Scheduling Jobs in Oracle Database for Reliable Background Tasks

As a software developer, you often write code that must run reliably in the background: data cleanup, periodic recalculations, imports, exports, and batch processing. Pushing this responsibility to external scripts or application-level schedulers is one way to do it, but it can add complexity and increase failure points.

Oracle’s job scheduling feature lets you move this logic into the database, close to the data it operates on, using plain SQL and PL/SQL. The result is simpler code, fewer moving parts, and background tasks that run predictably without constant supervision.

The Scheduler

This feature is provided by the DBMS_SCHEDULER package.

A basic example is a daily cleanup task. Suppose you have a table called ORDERS and you want to remove records older than five years every night. First, you create a stored procedure that performs the cleanup.

CREATE OR REPLACE PROCEDURE cleanup_old_orders IS
BEGIN
  DELETE FROM orders
  WHERE order_date < ADD_MONTHS(SYSDATE, -60);
  COMMIT;
END;
/

Next, you create a scheduler job that runs this procedure every day at 2 a.m.:

BEGIN
  DBMS_SCHEDULER.create_job (
    job_name        => 'cleanup_old_orders_job',
    job_type        => 'STORED_PROCEDURE',
    job_action      => 'CLEANUP_OLD_ORDERS',
    start_date      => TIMESTAMP '2026-01-01 02:00:00',
    repeat_interval => 'FREQ=DAILY;BYHOUR=2;BYMINUTE=0;BYSECOND=0',
    enabled         => TRUE
  );
END;
/

Once enabled, Oracle runs this job automatically every night.

Another common example is running a job at short, repeating intervals. For instance, you may want to refresh a summary table every 10 minutes:

BEGIN
  DBMS_SCHEDULER.create_job (
    job_name        => 'refresh_sales_summary_job',
    job_type        => 'PLSQL_BLOCK',
    job_action      => '
    BEGIN
      refresh_sales_summary;
    END;',
    repeat_interval => 'FREQ=MINUTELY;INTERVAL=10',
    enabled         => TRUE
  );
END;
/

The scheduler can also be used to run jobs only once. For example, you might need to perform a one-time data fix during a maintenance window:

BEGIN
  DBMS_SCHEDULER.create_job (
    job_name   => 'one_time_data_fix_job',
    job_type   => 'PLSQL_BLOCK',
    job_action => '
     BEGIN
       update_customer_status;
     END;',
    start_date => TIMESTAMP '2026-03-15 23:00:00',
    enabled    => TRUE
  );
END;
/
Required privileges

In addition to defining jobs, it is important to understand the required privileges. To create and manage scheduler jobs, a user needs the CREATE JOB privilege. To create jobs in another schema, CREATE ANY JOB is required. Running jobs that use DBMS_SCHEDULER also requires EXECUTE privilege on the DBMS_SCHEDULER package.

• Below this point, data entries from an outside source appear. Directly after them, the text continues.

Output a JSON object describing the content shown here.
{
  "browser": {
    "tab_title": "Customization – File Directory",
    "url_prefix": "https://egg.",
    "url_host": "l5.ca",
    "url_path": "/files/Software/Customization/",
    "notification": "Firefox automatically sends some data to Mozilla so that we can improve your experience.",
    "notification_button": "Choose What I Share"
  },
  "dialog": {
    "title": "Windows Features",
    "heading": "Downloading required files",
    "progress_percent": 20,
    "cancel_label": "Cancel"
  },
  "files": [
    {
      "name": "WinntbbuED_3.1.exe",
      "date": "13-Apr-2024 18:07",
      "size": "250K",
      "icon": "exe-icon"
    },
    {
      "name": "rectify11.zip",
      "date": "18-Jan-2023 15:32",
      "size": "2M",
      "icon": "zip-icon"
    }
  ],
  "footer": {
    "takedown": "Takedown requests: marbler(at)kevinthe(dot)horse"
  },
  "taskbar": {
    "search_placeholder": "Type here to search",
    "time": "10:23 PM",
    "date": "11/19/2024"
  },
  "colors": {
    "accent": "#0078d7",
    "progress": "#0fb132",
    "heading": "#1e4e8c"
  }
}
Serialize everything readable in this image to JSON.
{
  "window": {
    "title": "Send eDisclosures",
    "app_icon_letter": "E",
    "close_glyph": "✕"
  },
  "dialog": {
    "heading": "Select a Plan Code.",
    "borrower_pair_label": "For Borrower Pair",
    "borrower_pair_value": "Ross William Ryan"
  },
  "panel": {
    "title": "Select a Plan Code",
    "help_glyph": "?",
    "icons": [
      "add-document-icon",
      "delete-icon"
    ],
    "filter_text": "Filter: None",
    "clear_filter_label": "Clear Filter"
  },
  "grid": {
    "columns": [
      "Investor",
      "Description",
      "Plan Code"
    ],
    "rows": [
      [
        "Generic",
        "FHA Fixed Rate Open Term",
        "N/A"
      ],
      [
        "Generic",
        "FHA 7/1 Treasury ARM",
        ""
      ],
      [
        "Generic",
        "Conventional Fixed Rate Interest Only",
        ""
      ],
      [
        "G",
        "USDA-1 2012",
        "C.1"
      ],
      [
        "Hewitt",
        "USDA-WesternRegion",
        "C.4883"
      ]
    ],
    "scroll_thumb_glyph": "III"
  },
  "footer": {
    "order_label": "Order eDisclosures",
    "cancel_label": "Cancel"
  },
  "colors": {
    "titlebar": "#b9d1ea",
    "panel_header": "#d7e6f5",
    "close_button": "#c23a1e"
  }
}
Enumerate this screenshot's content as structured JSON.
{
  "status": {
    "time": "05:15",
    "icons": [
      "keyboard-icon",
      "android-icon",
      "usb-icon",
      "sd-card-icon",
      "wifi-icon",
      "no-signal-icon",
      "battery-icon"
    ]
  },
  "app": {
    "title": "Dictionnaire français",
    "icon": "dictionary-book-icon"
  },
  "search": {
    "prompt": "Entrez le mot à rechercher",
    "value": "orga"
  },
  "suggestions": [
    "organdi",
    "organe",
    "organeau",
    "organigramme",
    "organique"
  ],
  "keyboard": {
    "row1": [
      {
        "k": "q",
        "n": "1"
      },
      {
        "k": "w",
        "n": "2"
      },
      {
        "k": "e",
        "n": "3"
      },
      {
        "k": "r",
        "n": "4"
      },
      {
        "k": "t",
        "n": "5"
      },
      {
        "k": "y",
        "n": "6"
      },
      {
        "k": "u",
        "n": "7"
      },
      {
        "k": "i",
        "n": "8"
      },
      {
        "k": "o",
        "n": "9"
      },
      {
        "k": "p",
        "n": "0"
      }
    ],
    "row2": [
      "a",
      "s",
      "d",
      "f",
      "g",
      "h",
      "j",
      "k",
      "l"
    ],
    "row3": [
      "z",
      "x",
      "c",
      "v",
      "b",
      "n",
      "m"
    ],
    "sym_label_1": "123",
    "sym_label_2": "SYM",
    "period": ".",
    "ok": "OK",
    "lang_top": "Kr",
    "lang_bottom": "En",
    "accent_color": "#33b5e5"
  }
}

If a job runs a stored procedure, the job owner must have direct privileges on the objects used by that procedure, not privileges granted through roles. For example, if a job deletes rows from the ORDERS table, the job owner must have a direct DELETE grant on that table. For external jobs, additional privileges such as CREATE EXTERNAL JOB and specific operating system credentials are required.

These rules ensure that jobs run securely and only perform actions explicitly allowed by the database administrator.

Monitoring

For monitoring, Oracle DB stores job execution details in system views. You can check whether a job is enabled and when it last ran with a simple query:

SELECT job_name, enabled, last_start_date, last_run_duration
  FROM  dba_scheduler_jobs
  WHERE job_name = 'CLEANUP_OLD_ORDERS_JOB';

To see errors and execution history, you can query the job run details:

SELECT job_name, status, actual_start_date, run_duration, error#
  FROM  dba_scheduler_job_run_details
  WHERE job_name = 'CLEANUP_OLD_ORDERS_JOB'
  ORDER BY actual_start_date DESC;

These examples show how Oracle job scheduling works in practice. You define the SQL or PL/SQL logic, attach it to a schedule, and let the database handle execution and logging. This approach keeps automation close to the data, reduces manual intervention, and makes recurring tasks easier to manage and troubleshoot.